Gaither Wiley Carlton (February 3, 1901 - June 24, 1972) was an American Old-time fiddle player and banjo player. He is best known for his appearances accompanying his son-in-law Doc Watson during the folk music revival of the 1960s. While not recorded before the folk revival, Carlton had been playing with some of the region's most well-known musicians— such as Al Hopkins, G. B. Grayson, and Clarence Ashley— since the 1920s.

Carlton was born in Wilkes County, North Carolina in 1901. His father was an accomplished local musician, and the family often played at church events and other gatherings. In 1960, folk music producer Ralph Rinzler "rediscovered" Clarence Ashley at the Union Grove Fiddler's Convention, and offered to re-record Ashley at Ashley's home in Shouns, Tennessee. Ashley invited Carlton, Doc Watson (who was married to Carlton's daughter Rosa Lee Carlton), and several other bandmates to join in the sessions, which took place on Labor Day weekend in 1960. Carlton accompanied Watson and Ashley to a recording session in Saltville, Virginia the following year, and to subsequent recording sessions and folk festivals throughout the remainder of the decade. He died at his home in Deep Gap, North Carolina in 1972.
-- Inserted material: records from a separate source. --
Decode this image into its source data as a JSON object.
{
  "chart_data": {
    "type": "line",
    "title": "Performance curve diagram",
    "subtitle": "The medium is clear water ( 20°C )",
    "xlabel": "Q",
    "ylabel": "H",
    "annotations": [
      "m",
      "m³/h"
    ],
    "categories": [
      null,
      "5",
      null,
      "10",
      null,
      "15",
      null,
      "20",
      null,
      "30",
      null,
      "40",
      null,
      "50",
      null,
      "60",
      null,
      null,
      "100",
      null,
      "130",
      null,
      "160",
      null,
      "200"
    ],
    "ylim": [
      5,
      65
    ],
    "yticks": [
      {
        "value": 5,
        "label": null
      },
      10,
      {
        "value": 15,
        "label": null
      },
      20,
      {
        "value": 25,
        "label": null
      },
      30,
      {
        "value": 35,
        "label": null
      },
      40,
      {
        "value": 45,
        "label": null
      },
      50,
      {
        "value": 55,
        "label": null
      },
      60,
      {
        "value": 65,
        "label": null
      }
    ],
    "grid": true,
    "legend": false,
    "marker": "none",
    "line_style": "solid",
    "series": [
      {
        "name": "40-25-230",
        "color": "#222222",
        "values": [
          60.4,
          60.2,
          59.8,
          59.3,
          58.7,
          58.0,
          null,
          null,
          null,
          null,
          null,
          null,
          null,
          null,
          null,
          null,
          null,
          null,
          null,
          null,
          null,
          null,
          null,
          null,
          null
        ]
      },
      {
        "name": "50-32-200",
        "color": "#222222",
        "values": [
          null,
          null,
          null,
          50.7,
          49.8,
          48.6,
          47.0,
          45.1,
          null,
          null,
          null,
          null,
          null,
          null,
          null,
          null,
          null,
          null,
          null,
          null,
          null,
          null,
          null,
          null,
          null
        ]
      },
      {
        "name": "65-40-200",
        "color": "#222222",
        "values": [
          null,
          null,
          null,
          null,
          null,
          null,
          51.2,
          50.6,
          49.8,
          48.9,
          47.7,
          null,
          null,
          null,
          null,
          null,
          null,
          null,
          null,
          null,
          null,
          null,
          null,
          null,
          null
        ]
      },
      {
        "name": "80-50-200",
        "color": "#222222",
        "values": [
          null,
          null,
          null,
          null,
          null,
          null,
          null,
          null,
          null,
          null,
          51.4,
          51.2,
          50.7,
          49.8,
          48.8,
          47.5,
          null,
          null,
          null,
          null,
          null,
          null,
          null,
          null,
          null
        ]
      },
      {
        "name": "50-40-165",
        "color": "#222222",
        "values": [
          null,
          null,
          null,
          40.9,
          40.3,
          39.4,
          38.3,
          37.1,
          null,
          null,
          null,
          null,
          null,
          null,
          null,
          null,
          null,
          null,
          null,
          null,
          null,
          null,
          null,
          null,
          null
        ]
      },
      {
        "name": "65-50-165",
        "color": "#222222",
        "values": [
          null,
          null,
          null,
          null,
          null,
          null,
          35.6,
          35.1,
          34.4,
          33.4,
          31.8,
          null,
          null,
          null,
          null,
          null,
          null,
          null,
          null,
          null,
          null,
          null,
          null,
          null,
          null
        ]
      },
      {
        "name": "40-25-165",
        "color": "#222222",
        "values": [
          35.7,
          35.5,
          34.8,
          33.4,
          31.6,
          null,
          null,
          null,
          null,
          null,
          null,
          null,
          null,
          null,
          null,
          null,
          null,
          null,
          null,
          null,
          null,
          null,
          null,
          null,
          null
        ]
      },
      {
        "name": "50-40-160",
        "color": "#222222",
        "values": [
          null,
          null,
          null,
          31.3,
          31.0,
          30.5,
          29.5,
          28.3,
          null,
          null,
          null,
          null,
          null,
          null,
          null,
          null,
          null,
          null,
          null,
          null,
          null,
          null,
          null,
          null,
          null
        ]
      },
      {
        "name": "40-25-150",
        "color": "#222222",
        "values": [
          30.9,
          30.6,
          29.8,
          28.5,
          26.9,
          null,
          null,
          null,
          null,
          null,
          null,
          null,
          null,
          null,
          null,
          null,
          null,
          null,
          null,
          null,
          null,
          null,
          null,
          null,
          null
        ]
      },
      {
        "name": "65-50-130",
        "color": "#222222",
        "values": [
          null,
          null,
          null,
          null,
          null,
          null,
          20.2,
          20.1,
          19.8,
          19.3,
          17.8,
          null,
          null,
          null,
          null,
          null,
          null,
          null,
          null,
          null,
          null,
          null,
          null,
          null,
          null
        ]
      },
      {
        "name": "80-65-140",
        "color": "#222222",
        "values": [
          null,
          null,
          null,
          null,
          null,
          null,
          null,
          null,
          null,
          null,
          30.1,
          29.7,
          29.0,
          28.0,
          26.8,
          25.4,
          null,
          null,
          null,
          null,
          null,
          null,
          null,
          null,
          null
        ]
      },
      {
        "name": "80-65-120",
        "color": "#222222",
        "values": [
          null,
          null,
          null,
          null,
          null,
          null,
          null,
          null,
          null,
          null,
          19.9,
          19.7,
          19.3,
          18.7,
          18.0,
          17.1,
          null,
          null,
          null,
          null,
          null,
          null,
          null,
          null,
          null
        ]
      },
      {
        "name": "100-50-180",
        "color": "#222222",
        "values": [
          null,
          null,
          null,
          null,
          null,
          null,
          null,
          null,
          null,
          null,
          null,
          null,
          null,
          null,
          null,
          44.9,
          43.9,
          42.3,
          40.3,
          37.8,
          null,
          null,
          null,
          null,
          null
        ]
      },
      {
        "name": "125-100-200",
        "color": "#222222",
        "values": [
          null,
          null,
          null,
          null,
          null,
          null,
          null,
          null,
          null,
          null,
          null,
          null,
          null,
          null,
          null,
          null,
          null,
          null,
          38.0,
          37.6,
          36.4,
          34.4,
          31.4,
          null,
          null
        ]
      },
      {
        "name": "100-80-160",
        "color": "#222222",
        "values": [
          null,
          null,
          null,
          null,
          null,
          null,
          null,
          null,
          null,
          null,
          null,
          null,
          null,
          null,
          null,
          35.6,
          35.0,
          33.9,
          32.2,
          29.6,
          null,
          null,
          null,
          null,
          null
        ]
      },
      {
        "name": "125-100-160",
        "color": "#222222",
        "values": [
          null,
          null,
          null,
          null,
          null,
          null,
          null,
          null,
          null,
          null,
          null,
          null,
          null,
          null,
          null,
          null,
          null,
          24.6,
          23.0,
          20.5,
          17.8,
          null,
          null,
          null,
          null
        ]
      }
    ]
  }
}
Carlton played banjo in the clawhammer style similar to Ashley. His fiddle style resembles that of his friend G.B. Grayson and Gid Tanner. His banjo recordings include "Rambling Hobo", which Rinzler described as reminiscent of Carlton's "peaceful, centered nature", and "Old Ruben", which he learned from his brother. His fiddle recordings include "I'm Going Back to Jericho", which he recalled learning from a neighbor, and "Handsome Molly", which he learned from G.B. Grayson. In 1961, Carlton played fiddle on a memorable recording of the traditional mountain tune "Hicks' Farewell", which Rinzler called "one of the most powerful pieces of recorded music I know."